The main action in this proposal is to hire a third party auditor to investigate minutely into their active EV SSL certificates, along with the active certificates issued by their past and present RA partners. They also intend to conduct WebTrust audits on a quarterly basis until they receive four consecutive audits without qualification. In order to facilitate transparency during these audits, Symantec proposes to publish quarterly letters updating the public on the findings produced by the audits.

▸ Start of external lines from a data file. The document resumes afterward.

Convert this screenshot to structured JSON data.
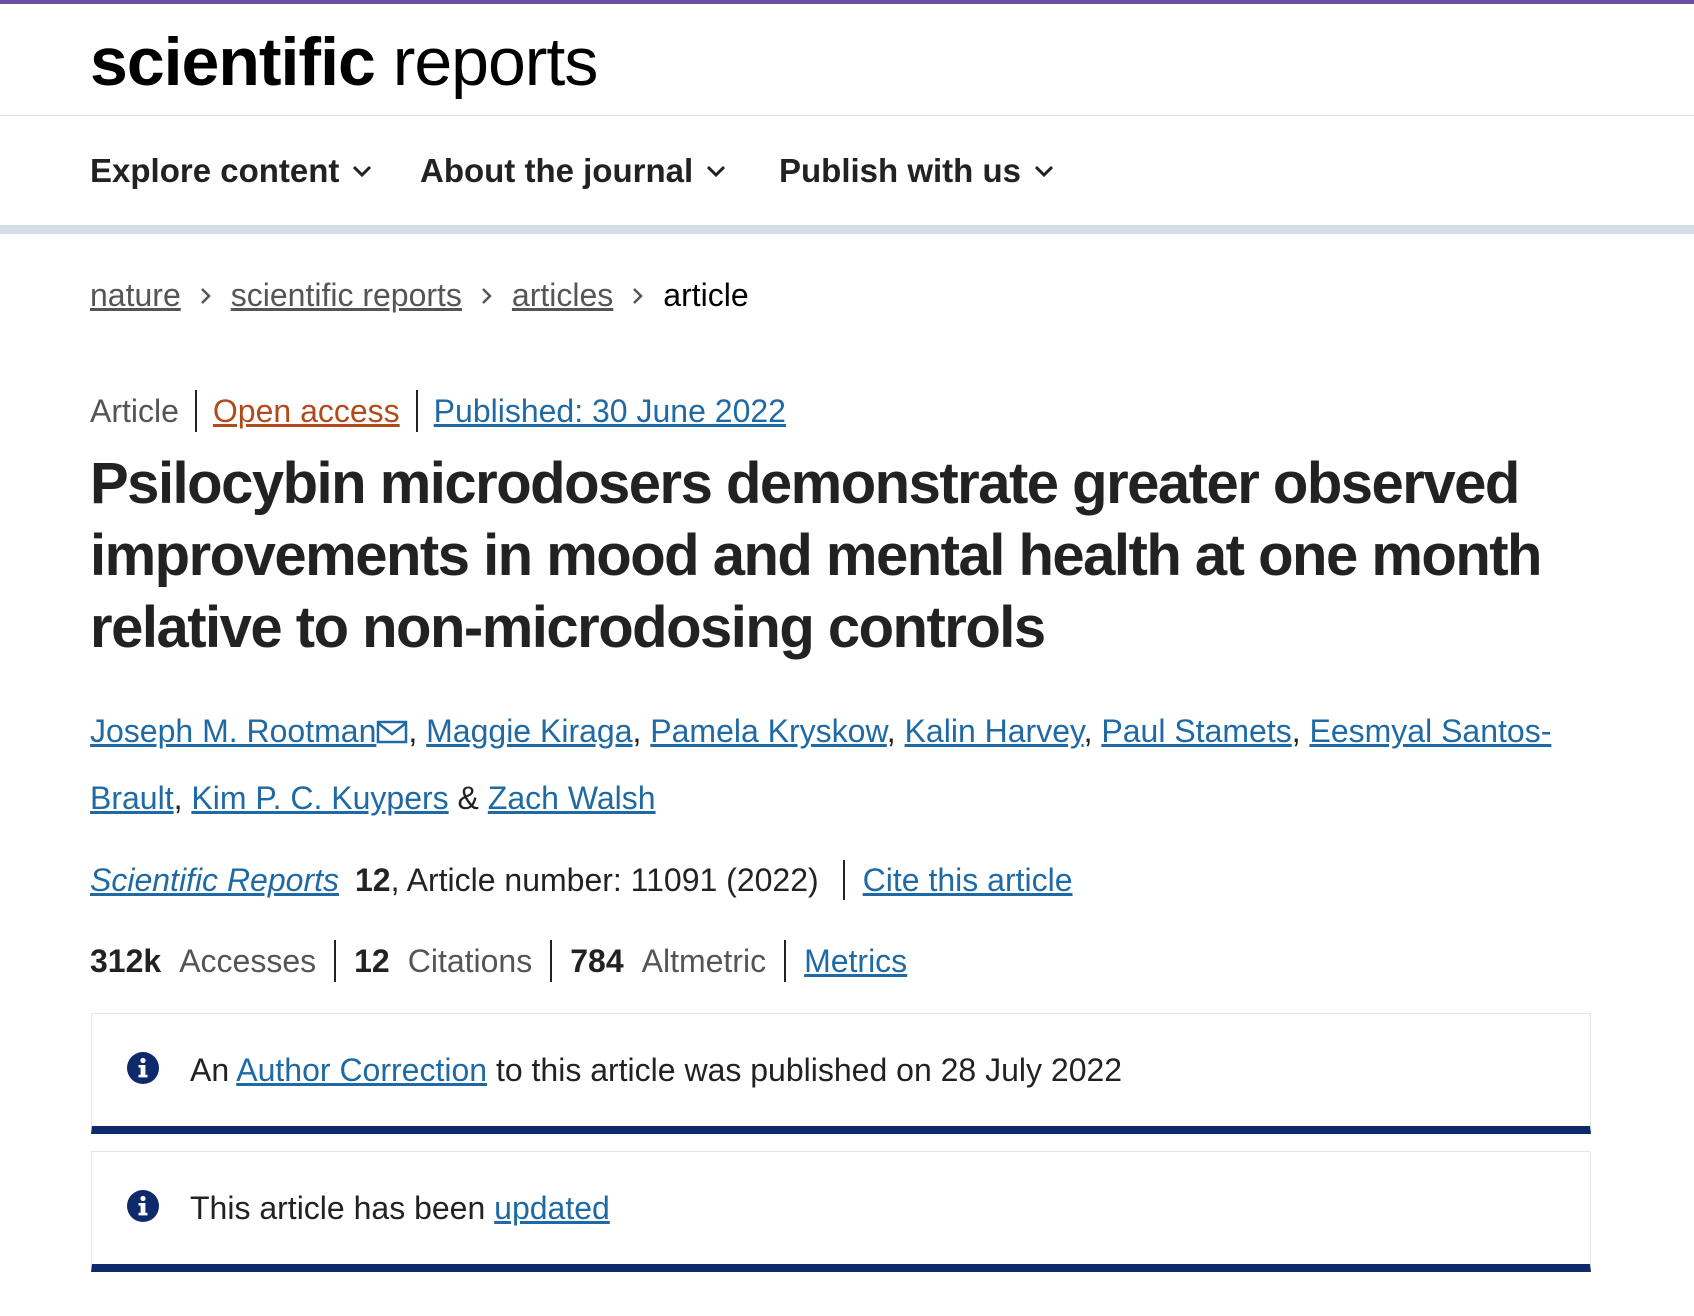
{
  "brand": {
    "name_bold": "scientific",
    "name_light": "reports",
    "accent": "#6b4fa0"
  },
  "nav": [
    {
      "label": "Explore content"
    },
    {
      "label": "About the journal"
    },
    {
      "label": "Publish with us"
    }
  ],
  "breadcrumb": {
    "items": [
      "nature",
      "scientific reports",
      "articles"
    ],
    "current": "article"
  },
  "article": {
    "type": "Article",
    "open_access": "Open access",
    "published": "Published: 30 June 2022",
    "title": "Psilocybin microdosers demonstrate greater observed improvements in mood and mental health at one month relative to non-microdosing controls",
    "authors": [
      "Joseph M. Rootman",
      "Maggie Kiraga",
      "Pamela Kryskow",
      "Kalin Harvey",
      "Paul Stamets",
      "Eesmyal Santos-Brault",
      "Kim P. C. Kuypers",
      "Zach Walsh"
    ],
    "author_sep": ", ",
    "author_last_sep": " & ",
    "journal": "Scientific Reports",
    "volume": "12",
    "article_number_text": ", Article number: 11091 (2022)",
    "cite_label": "Cite this article"
  },
  "metrics": {
    "accesses_value": "312k",
    "accesses_label": "Accesses",
    "citations_value": "12",
    "citations_label": "Citations",
    "altmetric_value": "784",
    "altmetric_label": "Altmetric",
    "metrics_link": "Metrics"
  },
  "notices": {
    "correction": {
      "prefix": "An",
      "link": "Author Correction",
      "suffix": "to this article was published on 28 July 2022"
    },
    "updated": {
      "prefix": "This article has been",
      "link": "updated"
    }
  },
  "colors": {
    "link": "#1f6aa5",
    "open_access": "#b24a1d",
    "notice_border": "#0f2a6b"
  }
}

Symantec also intends to perform domain revalidation of all the certificates they have issued with validity periods longer than nine months at no cost to their customers. Each proposed action in their plan is intended to make all findings as visible as possible and to make any necessary changes for customers as affordable and painless as possible.
Site Owners Using Symantec SSL Certificates Should Monitor Developments
The proposals by Google and Symantec for SSL certificates are both new, and neither one has been put into effect as of yet. It’s possible that Google will accept Symantec’s proposal in place of their own, which would remove the danger facing sites with current SSL certificates through Symantec.
However, Google should go forward with the proposal they produced in March, site owners will have numerous challenges to face in order to maintain their trusted status. For now, the only thing to be done is to keep a close watch on developments as they arise, and hope that Google and Symantec can come to an agreement that is fair to all.